Python Forum
Python3 + BeautifulSoup4 + lxml (HTML -> CSV) - How to write 3 Columns to MariaDB? - Printable Version

+- Python Forum (https://python-forum.io)
+-- Forum: Python Coding (https://python-forum.io/forum-7.html)
+--- Forum: Web Scraping & Web Development (https://python-forum.io/forum-13.html)
+--- Thread: Python3 + BeautifulSoup4 + lxml (HTML -> CSV) - How to write 3 Columns to MariaDB? (/thread-25165.html)

Pages: 1 2 3


RE: Python3 + BeautifulSoup4 + lxml (HTML -> CSV) - How to write 3 Columns to MariaDB? - BrandonKastning - Mar-22-2020

(Mar-22-2020, 09:04 AM)ndc85430 Wrote: I'm confused. You wrote a function that you don't understand? It looks like you have the data in the variables allOpinion, allTitle and allURL, so why can't you call your function, passing in the values?

ndc85430,

I modified an existing reference function and since the bottom two lines look as if when the function is being called it's manual entered data.

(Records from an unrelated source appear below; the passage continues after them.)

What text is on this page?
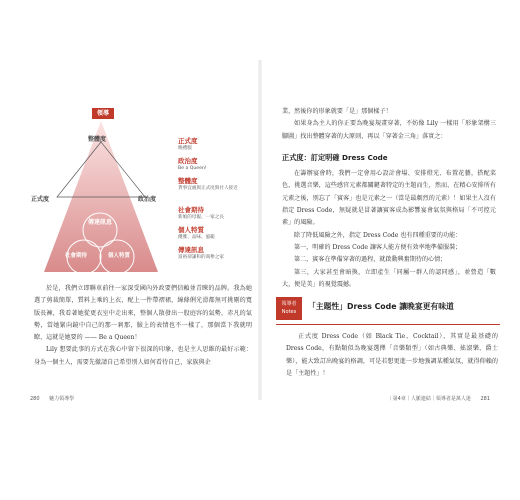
領導
整體度
正式度	政治度
傳達訊息
社會期待	個人特質
正式度
晚禮服
政治度
Be a Queen!
整體度
貨事宜處與正式度與社人接近
社會期待
新娘的母親、一家之長
個人特質
優雅、品味、風範
傳達訊息
富裕卻謙和的商參之家

於是，我們立即聯車前往一家深受國內外政要們信賴並青睞的品牌。我為她選了剪裁簡單，質料上乘的上衣，配上一件帶褶裙，線條俐光滑都無可挑剔的寬版長褲，我看著她從更衣室中走出來，整個人散發出一股庭容的氣勢，赤凡的氣勢，當她緊向鏡中自己的那一剎那，臉上的表情也不一樣了，那個當下我就明瞭，這就是她要的 —— Be a Queen！

Lily 想要此事的方式在我心中留下很深的印象，也是主人思維的最好示範：身為一個主人，需要先徹請自己希望別人如何看待自己，家族與企

280 魅力領導學

業，然後你的形象就要「是」那個樣子！

如果身為主人的你正要為晚宴規畫穿著，不妨像 Lily 一樣用「形象架構三腳圖」找出整體穿著的大原則，再以「穿著金三角」落實之：

正式度：訂定明確 Dress Code

在籌辦宴會時，我們一定會用心設計會場、安排燈光、布置花藝，搭配菜色，挑選音樂，這些感官元素都關鍵著特定的主題而生，然而，在精心安排所有元素之後，別忘了「賓客」也是元素之一（當是最劇烈的元素）！如果主人沒有指定 Dress Code，無疑就是冒著讓賓客成為影響宴會氣氛與格局「不可控元素」的風險。

除了降低風險之外，指定 Dress Code 也有四種重要的功能：

第一，明確的 Dress Code 讓客人能方便有效率地準備服裝；

第二，賓客在準備穿著的過程，就啟動興奮期待的心情；

第三，大家甚至會暗換，立即產生「同屬一群人的認同感」，並營造「數大，便是美」的視覺震撼。

領導者
Notes
「主題性」Dress Code 讓晚宴更有味道

正式度 Dress Code（如 Black Tie、Cocktail），其實是最基礎的 Dress Code，有點類似為晚宴選擇「音樂類型」（如古典樂、搖滾樂、爵士樂），能大致訂出晚宴的格調，可是若想更進一步地強調某種氣氛，就得仰賴的是「主題性」！

｜第4章｜人脈連結｜領導者是萬人迷 281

When parsing the HTML to CSV as I have above this segment of code; I used the same variables. I don't know how to call the function with each of those variables.

Would I go about something like this:

CSV variables for Parse HTML Cycle #1:

allOpinion[0]
allTitle[0]
allURL

Reference Code Calling the Function w/ Custom Data:

insertVariblesIntoTable(2, 'Area 51M', 6999, '2019-04-14')
insertVariblesIntoTable(3, 'MacBook Pro', 2499, '2019-06-20')
Attempt #1 at Calling the Function w/ Parse HTML Cycle #1 Variables that CSV uses:

insertVariablesIntoTable('allTitle[0]', 'allOpinion[0]', 'allURL')
Adding the above code as the bottom line in my .py I receive the following error:

Quote:Traceback (most recent call last):
File "HTML2CSV-NoWrite3Variables-to-MySQL.Python.Variable.Passoff.MySQL.INSERT.py", line 61, in <module>
insertVariablesIntoTable('allTitle[0]', 'allOpinion[0]', 'allURL')
NameError: name 'insertVariablesIntoTable' is not defined

Do you have any suggestions as to how to remedy this?


RE: Python3 + BeautifulSoup4 + lxml (HTML -> CSV) - How to write 3 Columns to MariaDB? - ndc85430 - Mar-22-2020

(Mar-22-2020, 09:19 AM)BrandonKastning Wrote:
insertVariablesIntoTable('allTitle[0]', 'allOpinion[0]', 'allURL')

Why the quotes? That's not how you refer to variables, is it?


Quote:Adding the above code as the bottom line in my .py I receive the following error:

Quote:Traceback (most recent call last):
File "HTML2CSV-NoWrite3Variables-to-MySQL.Python.Variable.Passoff.MySQL.INSERT.py", line 61, in <module>
insertVariablesIntoTable('allTitle[0]', 'allOpinion[0]', 'allURL')
NameError: name 'insertVariablesIntoTable' is not defined

Do you have any suggestions as to how to remedy this?

Does the function live in another file? You need to import it if so.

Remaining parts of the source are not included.